No one can deny that Italian wine has benefitted from a great string of very good and outstanding vintages over the last fifteen years. Hot, dry summers have – with few exceptions, such as 2013 and 2014 – replaced the cooler, wetter harvests that often plagued much of Italy up until the late 1990s. That means reaching ideal grape ripening, for decades one of the major concerns for growers – particularly in northern and central Italy – isn’t the all-consuming challenge it used to be and overall quality better than ever.

But there’s a caveat: rising alcohol levels.

And climate change isn’t the only culprit. Back in the early 1990s, to combat a string of disastrous vintages, producers overhauled vineyard practices to combat the cold, humid temperatures and to increase quality overall. Planting at higher densities with low-yielding clones, short pruning, green harvesting (eliminating bunches that aren’t perfectly ripe about a month before the harvest), completely defoliating the leaf canopy and extending hang time (how long grapes remain on the vines) became common techniques to encourage ripening.

But the combination of these vineyard practices and climate change is yielding an increasing number of wines with alcohol levels that used to be seen only in the New World and in Amarone, which is made with withered grapes.
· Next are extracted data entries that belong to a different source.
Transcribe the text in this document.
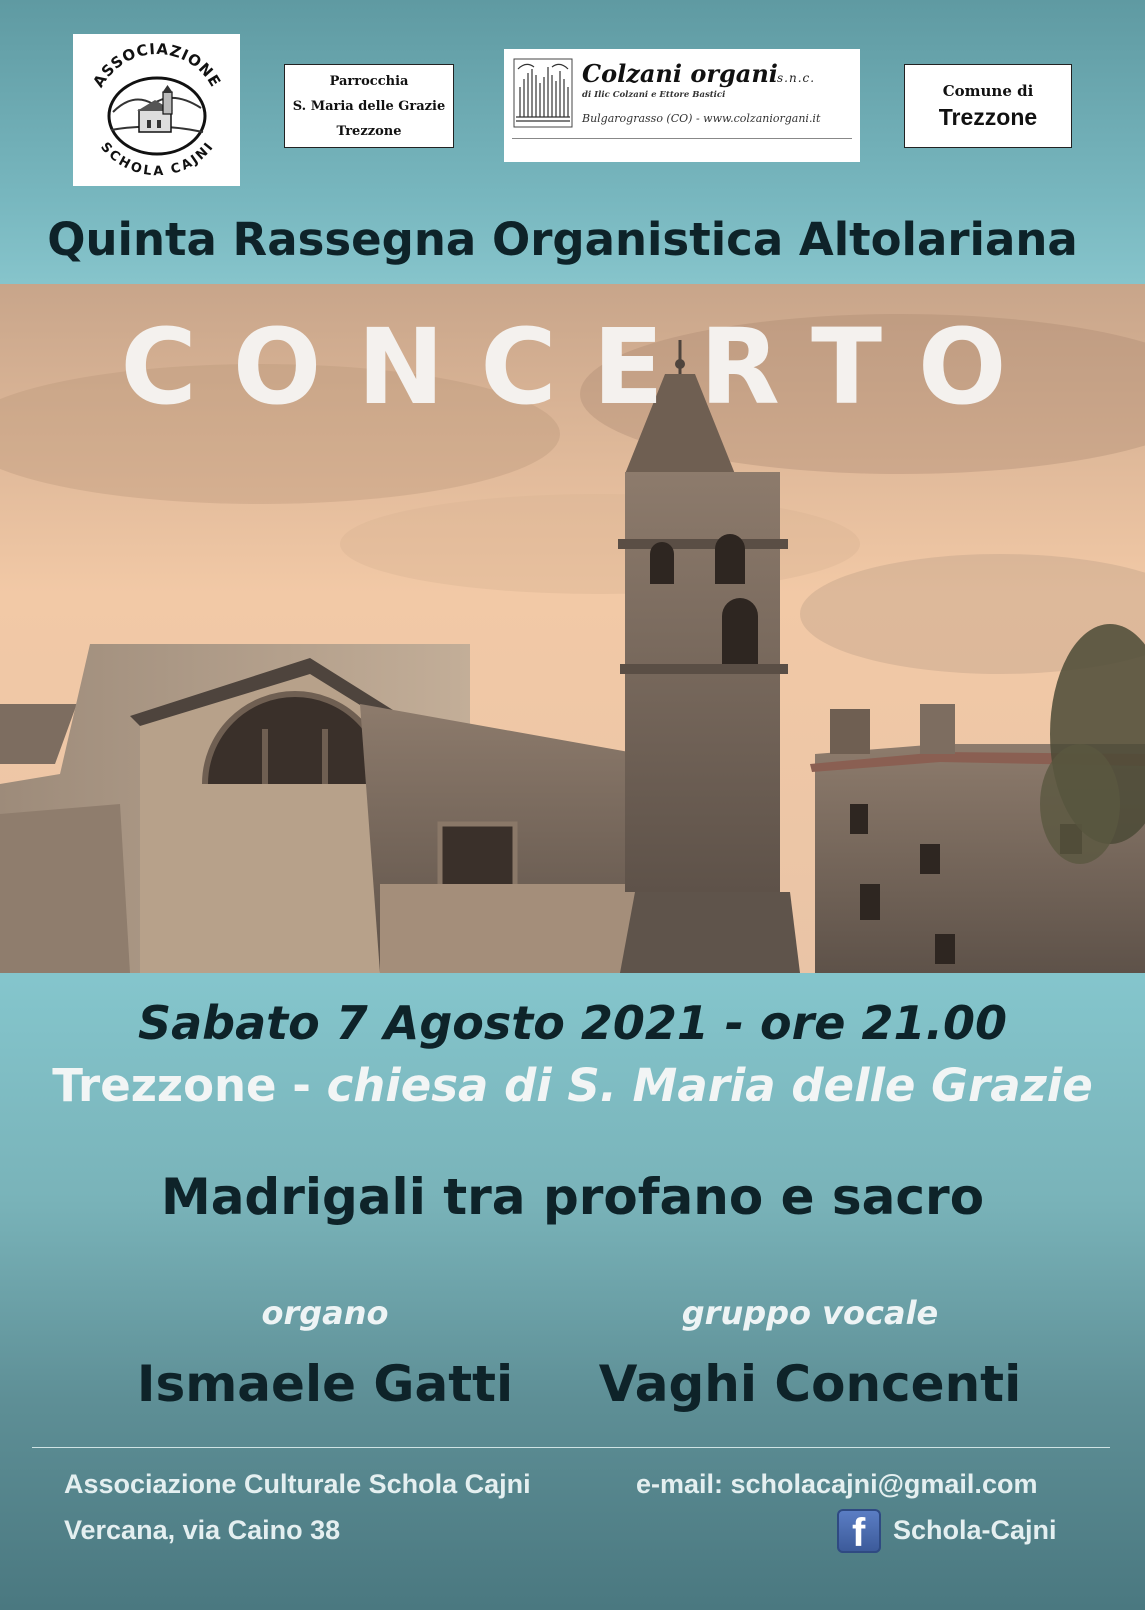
ASSOCIAZIONE
SCHOLA CAJNI
Parrocchia
S. Maria delle Grazie
Trezzone
Colzani organi s.n.c.
di Ilic Colzani e Ettore Bastici
Bulgarograsso (CO) - www.colzaniorgani.it
Comune di
Trezzone
Quinta Rassegna Organistica Altolariana
CONCERTO
Sabato 7 Agosto 2021 - ore 21.00
Trezzone - chiesa di S. Maria delle Grazie
Madrigali tra profano e sacro
organo	gruppo vocale
Ismaele Gatti	Vaghi Concenti
Associazione Culturale Schola Cajni
Vercana, via Caino 38
e-mail: scholacajni@gmail.com
f Schola-Cajni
My collection of empty bottles of wines that I’ve particularly enjoyed over the years shows that many Barolos, Barbarescos and Brunellos from the 1980s and 1990s boasted 13.5% on their labels while those from the 1960s and 1970s generally stated between 12.5%-13.5%. These days, it’s rare to find less than 14% on labels of Italy’s top quality reds, with 14.5% being more common. As Donatella Cinelli, a leading producer in Montalcino told me in 2013 during the annual Brunello press tastings when I asked her about rising alcohol levels in the denomination, “If twenty years ago Montalcino’s producers had difficulty reaching 12% alcohol, now we can almost never keep the alcohol under 14%.”

If 14 and 14.5% were the norm just a few short years ago, more and more Brunellos now state 15% (a few even 15.5%) on their labels. They’re still a minority, bit it’s a growing phenomenon, and one that isn’t isolated to Montalcino or Tuscany. Particularly hot vintages like 2007 and 2009 are having the same effects in Barolo and it’s no longer uncommon to see whites with 14% abv. Seeing that Italy’s regulations allow a half point of flexibility, this means wines labeled 15% are closer to 15.5%, while those declaring 15.5% are nearer 16.
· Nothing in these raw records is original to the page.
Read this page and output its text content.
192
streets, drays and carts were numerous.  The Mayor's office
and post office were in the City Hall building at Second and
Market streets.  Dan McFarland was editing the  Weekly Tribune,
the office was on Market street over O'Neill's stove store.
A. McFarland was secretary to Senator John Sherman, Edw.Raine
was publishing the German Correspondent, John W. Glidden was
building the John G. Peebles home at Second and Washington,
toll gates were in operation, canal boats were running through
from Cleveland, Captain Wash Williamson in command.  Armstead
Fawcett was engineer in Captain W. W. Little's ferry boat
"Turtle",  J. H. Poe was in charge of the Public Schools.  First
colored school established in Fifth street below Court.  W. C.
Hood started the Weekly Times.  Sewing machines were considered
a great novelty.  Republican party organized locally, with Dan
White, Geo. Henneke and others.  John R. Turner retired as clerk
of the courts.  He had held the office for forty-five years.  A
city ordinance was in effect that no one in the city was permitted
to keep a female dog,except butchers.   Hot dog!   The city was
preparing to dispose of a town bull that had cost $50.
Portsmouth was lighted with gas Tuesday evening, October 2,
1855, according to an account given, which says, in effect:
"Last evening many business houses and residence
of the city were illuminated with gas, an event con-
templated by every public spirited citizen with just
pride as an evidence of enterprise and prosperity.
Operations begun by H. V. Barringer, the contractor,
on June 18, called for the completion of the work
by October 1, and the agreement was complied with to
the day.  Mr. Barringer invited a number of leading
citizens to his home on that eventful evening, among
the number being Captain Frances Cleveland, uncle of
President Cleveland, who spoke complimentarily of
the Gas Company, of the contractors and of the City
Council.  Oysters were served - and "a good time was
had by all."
If a wine has enough fruit richness and fresh acidity to support the alcohol, I don’t find it defective. But I don’t like evident alcohol sensations in wine. It not only gives the wine a ‘hot’ character at the expense of vibrancy and freshness, but it also masks aromatics and flavor profiles, giving the wine a one-dimensional, homogenous character. The biggest issue I have with wines marred by noticeable alcohol is their lack of balance: balance between fruit richness, tannic structure and fresh acidity is a benchmark for quality wines. When the heat of alcohol overwhelms a wine, it loses this equilibrium.
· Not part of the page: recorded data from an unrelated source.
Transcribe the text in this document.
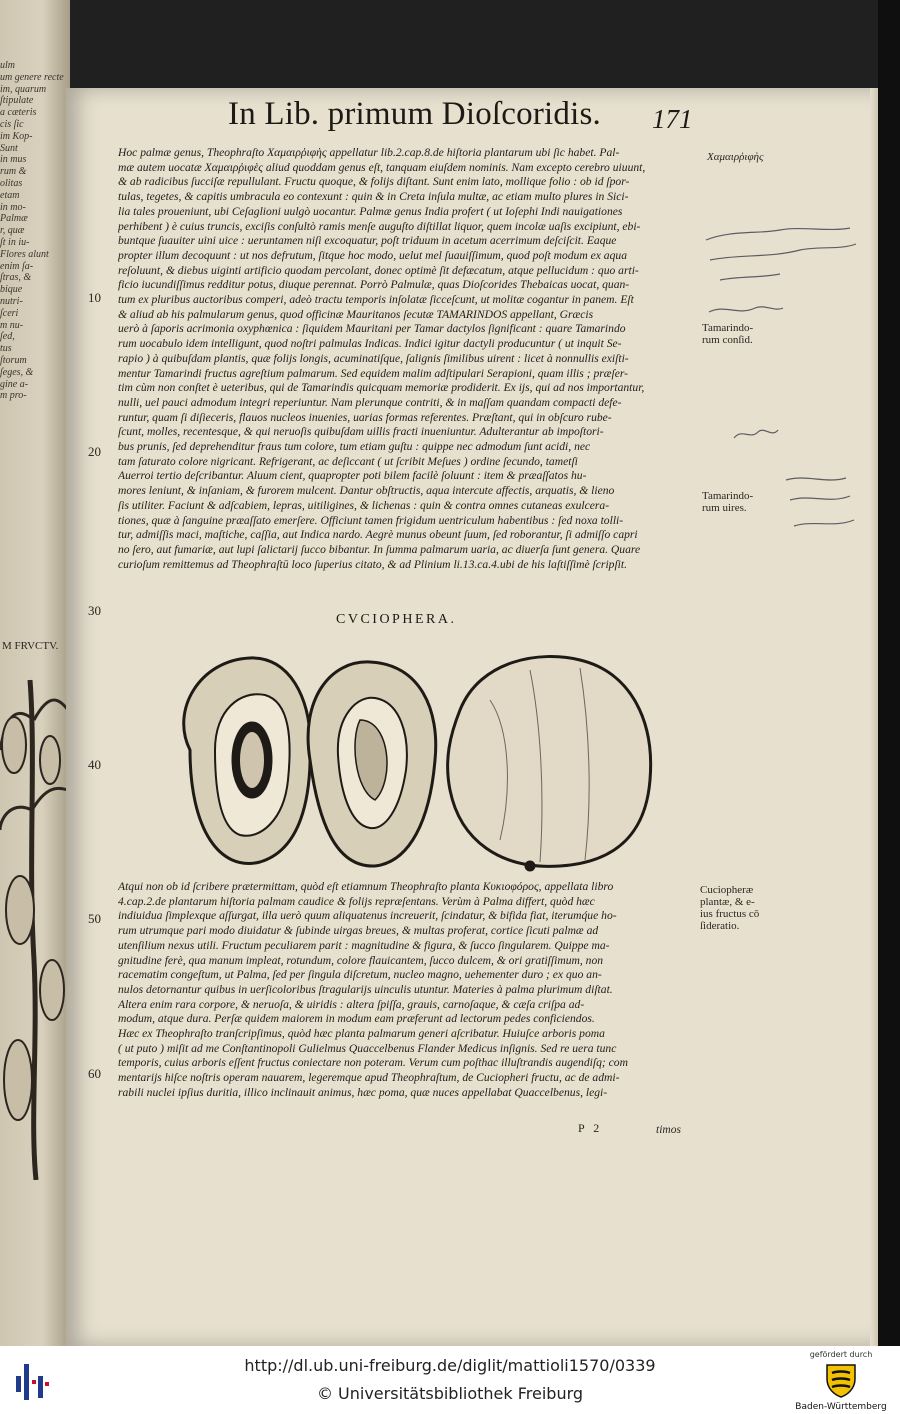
ulm
um genere recte
im, quarum
ſtipulate
a cæteris
cis ſic
im Kop-
Sunt
in mus
rum &
olitas
etam
in mo-
Palmæ
r, quæ
ſt in iu-
Flores alunt
enim ſa-
ſtras, &
bique
nutri-
ſceri
m nu-
ſed,
tus
ſtorum
ſeges, &
gine a-
m pro-
M FRVCTV.
In Lib. primum Dioſcoridis. 171
Hoc palmæ genus, Theophraſto Χαμαιρῥιφὴς appellatur lib.2.cap.8.de hiſtoria plantarum ubi ſic habet. Pal-
mæ autem uocatæ Χαμαιρῥιφὲς aliud quoddam genus eſt, tanquam eiuſdem nominis. Nam excepto cerebro uiuunt,
& ab radicibus ſucciſæ repullulant. Fructu quoque, & folijs diſtant. Sunt enim lato, mollique folio : ob id ſpor-
tulas, tegetes, & capitis umbracula eo contexunt : quin & in Creta inſula multæ, ac etiam multo plures in Sici-
lia tales proueniunt, ubi Ceſaglioni uulgò uocantur. Palmæ genus India profert ( ut Ioſephi Indi nauigationes
perhibent ) è cuius truncis, exciſis conſultò ramis menſe auguſto diſtillat liquor, quem incolæ uaſis excipiunt, ebi-
buntque ſuauiter uini uice : ueruntamen niſi excoquatur, poſt triduum in acetum acerrimum deſciſcit. Eaque
propter illum decoquunt : ut nos defrutum, ſitque hoc modo, uelut mel ſuauiſſimum, quod poſt modum ex aqua
reſoluunt, & diebus uiginti artificio quodam percolant, donec optimè ſit defæcatum, atque pellucidum : quo arti-
ficio iucundiſſimus redditur potus, diuque perennat. Porrò Palmulæ, quas Dioſcorides Thebaicas uocat, quan-
tum ex pluribus auctoribus comperi, adeò tractu temporis inſolatæ ſicceſcunt, ut molitæ cogantur in panem. Eſt
& aliud ab his palmularum genus, quod officinæ Mauritanos ſecutæ TAMARINDOS appellant, Græcis
uerò à ſaporis acrimonia oxyphœnica : ſiquidem Mauritani per Tamar dactylos ſignificant : quare Tamarindo
rum uocabulo idem intelligunt, quod noſtri palmulas Indicas. Indici igitur dactyli producuntur ( ut inquit Se-
rapio ) à quibuſdam plantis, quæ folijs longis, acuminatiſque, ſalignis ſimilibus uirent : licet à nonnullis exiſti-
mentur Tamarindi fructus agreſtium palmarum. Sed equidem malim adſtipulari Serapioni, quam illis ; præſer-
tim cùm non conſtet è ueteribus, qui de Tamarindis quicquam memoriæ prodiderit. Ex ijs, qui ad nos importantur,
nulli, uel pauci admodum integri reperiuntur. Nam plerunque contriti, & in maſſam quandam compacti defe-
runtur, quam ſi diſieceris, flauos nucleos inuenies, uarias formas referentes. Præſtant, qui in obſcuro rube-
ſcunt, molles, recentesque, & qui neruoſis quibuſdam uillis fracti inueniuntur. Adulterantur ab impoſtori-
bus prunis, ſed deprehenditur fraus tum colore, tum etiam guſtu : quippe nec admodum ſunt acidi, nec
tam ſaturato colore nigricant. Refrigerant, ac deſiccant ( ut ſcribit Meſues ) ordine ſecundo, tametſi
Auerroi tertio deſcribantur. Aluum cient, quapropter poti bilem facilè ſoluunt : item & præaſſatos hu-
mores leniunt, & inſaniam, & furorem mulcent. Dantur obſtructis, aqua intercute affectis, arquatis, & lieno
ſis utiliter. Faciunt & adſcabiem, lepras, uitiligines, & lichenas : quin & contra omnes cutaneas exulcera-
tiones, quæ à ſanguine præaſſato emerſere. Officiunt tamen frigidum uentriculum habentibus : ſed noxa tolli-
tur, admiſſis maci, maſtiche, caſſia, aut Indica nardo. Aegrè munus obeunt ſuum, ſed roborantur, ſi admiſſo capri
no ſero, aut fumariæ, aut lupi ſalictarij ſucco bibantur. In ſumma palmarum uaria, ac diuerſa ſunt genera. Quare
curioſum remittemus ad Theophraſtū loco ſuperius citato, & ad Plinium li.13.ca.4.ubi de his laſtiſſimè ſcripſit.
10
20
30
40
50
60
Χαμαιρῥιφὴς
Tamarindo-
rum conſid.
Tamarindo-
rum uires.
Cuciopheræ
plantæ, & e-
ius fructus cō
ſideratio.
CVCIOPHERA.
Atqui non ob id ſcribere prætermittam, quòd eſt etiamnum Theophraſto planta Κυκιοφόρος, appellata libro
4.cap.2.de plantarum hiſtoria palmam caudice & folijs repræſentans. Verùm à Palma differt, quòd hæc
indiuidua ſimplexque aſſurgat, illa uerò quum aliquatenus increuerit, ſcindatur, & bifida fiat, iterumq́ue ho-
rum utrumque pari modo diuidatur & ſubinde uirgas breues, & multas proferat, cortice ſicuti palmæ ad
utenſilium nexus utili. Fructum peculiarem parit : magnitudine & figura, & ſucco ſingularem. Quippe ma-
gnitudine ferè, qua manum impleat, rotundum, colore flauicantem, ſucco dulcem, & ori gratiſſimum, non
racematim congeſtum, ut Palma, ſed per ſingula diſcretum, nucleo magno, uehementer duro ; ex quo an-
nulos detornantur quibus in uerſicoloribus ſtragularijs uinculis utuntur. Materies à palma plurimum diſtat.
Altera enim rara corpore, & neruoſa, & uiridis : altera ſpiſſa, grauis, carnoſaque, & cæſa criſpa ad-
modum, atque dura. Perſæ quidem maiorem in modum eam præferunt ad lectorum pedes conficiendos.
Hæc ex Theophraſto tranſcripſimus, quòd hæc planta palmarum generi aſcribatur. Huiuſce arboris poma
( ut puto ) miſit ad me Conſtantinopoli Gulielmus Quaccelbenus Flander Medicus inſignis. Sed re uera tunc
temporis, cuius arboris eſſent fructus coniectare non poteram. Verum cum poſthac illuſtrandis augendiſq; com
mentarijs hiſce noſtris operam nauarem, legeremque apud Theophraſtum, de Cuciopheri fructu, ac de admi-
rabili nuclei ipſius duritia, illico inclinauit animus, hæc poma, quæ nuces appellabat Quaccelbenus, legi-
P 2	timos
http://dl.ub.uni-freiburg.de/diglit/mattioli1570/0339
© Universitätsbibliothek Freiburg
gefördert durch
Baden-Württemberg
I’m not alone in my criticism. According to Jamie Wolff a partners at Chamber Street Wines in New York City, “Our customers are definitely aware of higher alcohol levels in Italian wines, and will very frequently request and select lower-alcohol wines.”

Italian authorities have noticed and have acted. In 2013 Italy’s Minister of Agriculture passed a decree allowing emergency irrigation to combat heat waves and drought, even in denominations like Brunello and Barolo that are by law dry-farmed. And according to Fabrizio Bindocci, president of the Brunello consorzio, growers have petitioned to insert a decree to allow emergency irrigation into their production regulations.

Growers have other options to contain alcohol levels, including scrupulous management of the leaf canopy to protect grapes from the sun, reducing the green harvest and by reducing hang time. Others have eliminated harsh chemicals and feel it helps the plants find the right balance.

But other Italian producers seem happy to watch the alcohol levels rise, perhaps because for years, muscular, high alcohol wines earned top scores from a number of critics. One of the reasons for this is that in lineup of dozens of wines, robust wines with evident alcohol stand out. But in real life, I find these are the same wines that are often left unfinished on the table because are a chore to drink and impossible to pair with food.

I don’t reward wines with searing alcohol sensations: it’s a fault that skillful winemakers avoid by using the appropriate methods in the vineyards and cellars.